“What did I do for the customer today” is often in principle not answerable within megacorps. If you’re the person who fixes a new employee’s password issues, you have to do mental gymnastics like “I helped X fix their password, then X created a new Jira ticket for Y, Y helped scope and plan the ticket in Z’s sprint, Z gathered requirements and assigned it to A, A paired with B and they wrote code that removed extraneous serifs from the new widget font, C reviewed their code, D took the new deployment to the mobile team who QA tested it, then E stamped approval on a new rollout of the app, and now users of iOS 13.6.9 who also specifically only use Firefox Focus won’t see extraneous serifs in the font on the widget tab in their account page. Let’s crack the champagne everyone!”

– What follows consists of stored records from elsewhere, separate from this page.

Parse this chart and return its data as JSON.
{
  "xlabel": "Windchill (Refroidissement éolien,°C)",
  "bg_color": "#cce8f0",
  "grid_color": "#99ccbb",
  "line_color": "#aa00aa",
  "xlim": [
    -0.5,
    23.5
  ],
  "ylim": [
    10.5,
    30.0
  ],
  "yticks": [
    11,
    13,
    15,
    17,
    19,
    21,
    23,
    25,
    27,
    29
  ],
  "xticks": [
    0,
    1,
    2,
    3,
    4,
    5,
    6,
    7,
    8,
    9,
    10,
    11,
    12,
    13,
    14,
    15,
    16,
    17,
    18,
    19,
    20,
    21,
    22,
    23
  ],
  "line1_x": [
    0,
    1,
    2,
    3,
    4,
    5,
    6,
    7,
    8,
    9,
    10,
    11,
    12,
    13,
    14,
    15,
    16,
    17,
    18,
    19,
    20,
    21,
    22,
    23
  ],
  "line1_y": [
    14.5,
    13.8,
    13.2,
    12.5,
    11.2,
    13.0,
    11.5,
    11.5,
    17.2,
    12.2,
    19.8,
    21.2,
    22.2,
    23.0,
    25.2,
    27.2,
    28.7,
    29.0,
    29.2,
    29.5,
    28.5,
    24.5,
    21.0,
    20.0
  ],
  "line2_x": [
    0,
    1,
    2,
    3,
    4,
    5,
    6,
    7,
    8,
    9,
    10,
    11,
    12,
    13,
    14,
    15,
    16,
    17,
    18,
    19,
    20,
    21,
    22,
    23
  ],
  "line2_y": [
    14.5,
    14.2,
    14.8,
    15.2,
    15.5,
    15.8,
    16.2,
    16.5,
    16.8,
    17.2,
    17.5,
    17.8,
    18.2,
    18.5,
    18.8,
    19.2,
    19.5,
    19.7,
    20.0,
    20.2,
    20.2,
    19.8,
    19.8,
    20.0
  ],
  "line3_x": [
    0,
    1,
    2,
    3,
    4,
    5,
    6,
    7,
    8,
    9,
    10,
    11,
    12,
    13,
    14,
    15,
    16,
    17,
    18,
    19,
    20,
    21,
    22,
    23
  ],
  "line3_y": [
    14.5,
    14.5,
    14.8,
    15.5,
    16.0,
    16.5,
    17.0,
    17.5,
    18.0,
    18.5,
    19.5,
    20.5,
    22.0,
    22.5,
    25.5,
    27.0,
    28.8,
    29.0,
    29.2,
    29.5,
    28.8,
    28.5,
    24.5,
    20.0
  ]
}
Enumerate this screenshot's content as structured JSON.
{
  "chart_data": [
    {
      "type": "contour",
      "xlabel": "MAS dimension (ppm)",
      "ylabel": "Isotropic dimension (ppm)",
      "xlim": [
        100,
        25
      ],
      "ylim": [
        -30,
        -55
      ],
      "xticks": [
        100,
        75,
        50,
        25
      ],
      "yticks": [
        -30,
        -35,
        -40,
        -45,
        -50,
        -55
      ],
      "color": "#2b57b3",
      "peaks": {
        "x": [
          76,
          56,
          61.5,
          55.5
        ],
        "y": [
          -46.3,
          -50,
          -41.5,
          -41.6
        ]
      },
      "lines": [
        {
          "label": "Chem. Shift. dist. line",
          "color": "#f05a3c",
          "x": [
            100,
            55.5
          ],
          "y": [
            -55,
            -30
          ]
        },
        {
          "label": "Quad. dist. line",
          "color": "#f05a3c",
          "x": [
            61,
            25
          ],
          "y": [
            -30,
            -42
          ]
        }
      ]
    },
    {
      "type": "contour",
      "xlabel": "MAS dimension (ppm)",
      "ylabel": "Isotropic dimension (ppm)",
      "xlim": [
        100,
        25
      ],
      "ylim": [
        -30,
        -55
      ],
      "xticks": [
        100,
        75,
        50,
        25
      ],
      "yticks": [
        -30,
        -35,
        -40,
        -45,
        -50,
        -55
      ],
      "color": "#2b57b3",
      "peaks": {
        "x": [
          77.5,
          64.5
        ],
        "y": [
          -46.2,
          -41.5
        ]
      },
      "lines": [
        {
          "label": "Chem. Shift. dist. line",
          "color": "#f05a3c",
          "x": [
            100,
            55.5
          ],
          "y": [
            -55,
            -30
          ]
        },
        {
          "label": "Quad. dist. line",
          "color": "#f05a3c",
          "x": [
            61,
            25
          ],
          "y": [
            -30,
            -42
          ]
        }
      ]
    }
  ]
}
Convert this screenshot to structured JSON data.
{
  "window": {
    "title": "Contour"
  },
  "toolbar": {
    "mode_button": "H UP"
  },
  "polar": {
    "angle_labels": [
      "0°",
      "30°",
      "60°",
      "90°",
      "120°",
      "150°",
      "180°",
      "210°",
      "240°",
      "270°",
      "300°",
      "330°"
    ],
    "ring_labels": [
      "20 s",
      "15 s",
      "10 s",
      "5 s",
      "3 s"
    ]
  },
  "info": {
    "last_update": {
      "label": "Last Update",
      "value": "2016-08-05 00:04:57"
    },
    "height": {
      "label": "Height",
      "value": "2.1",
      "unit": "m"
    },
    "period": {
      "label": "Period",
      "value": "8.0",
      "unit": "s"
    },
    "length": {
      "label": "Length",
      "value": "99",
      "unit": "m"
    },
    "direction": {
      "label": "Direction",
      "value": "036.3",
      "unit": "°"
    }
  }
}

The degree of behemoth incrementalism is so extreme that outside the immediate blast radius of your work, there is no serious, intellectually honest way to connect the dots between your effort and the user. It’s like shipping a rover to Mars. You do a shitload of work and hope several time units later when it actually lands, that your work has some barely perceptible positive contribution to the sum total outcome.
And all this is even worse in companies where it’s not clear to anyone whether the user is the product or the customer. Just imagine that. “How did you help the user today?” should make you freeze like a deer in headlights. Do you mean the ad company who can target Starbucks-drinking soccer moms in Texas better now because of our cool new image filter for posting kid sports pictures? Or do you mean the soccer moms themselves? Or do you mean the NSA we are allowing access to all this data on both the advertiser and the soccer moms? Or do you mean the VCs?
Leaders who say platitudes like “what did you do for the customer” are just extremely arrogant know-nothings. They can use the stick of “the customer always comes first” to indiscriminately beat, shame or fire anyone that they conveniently need to attack, no matter how unrealistic it is to demand this kind of direct customer impact accounting.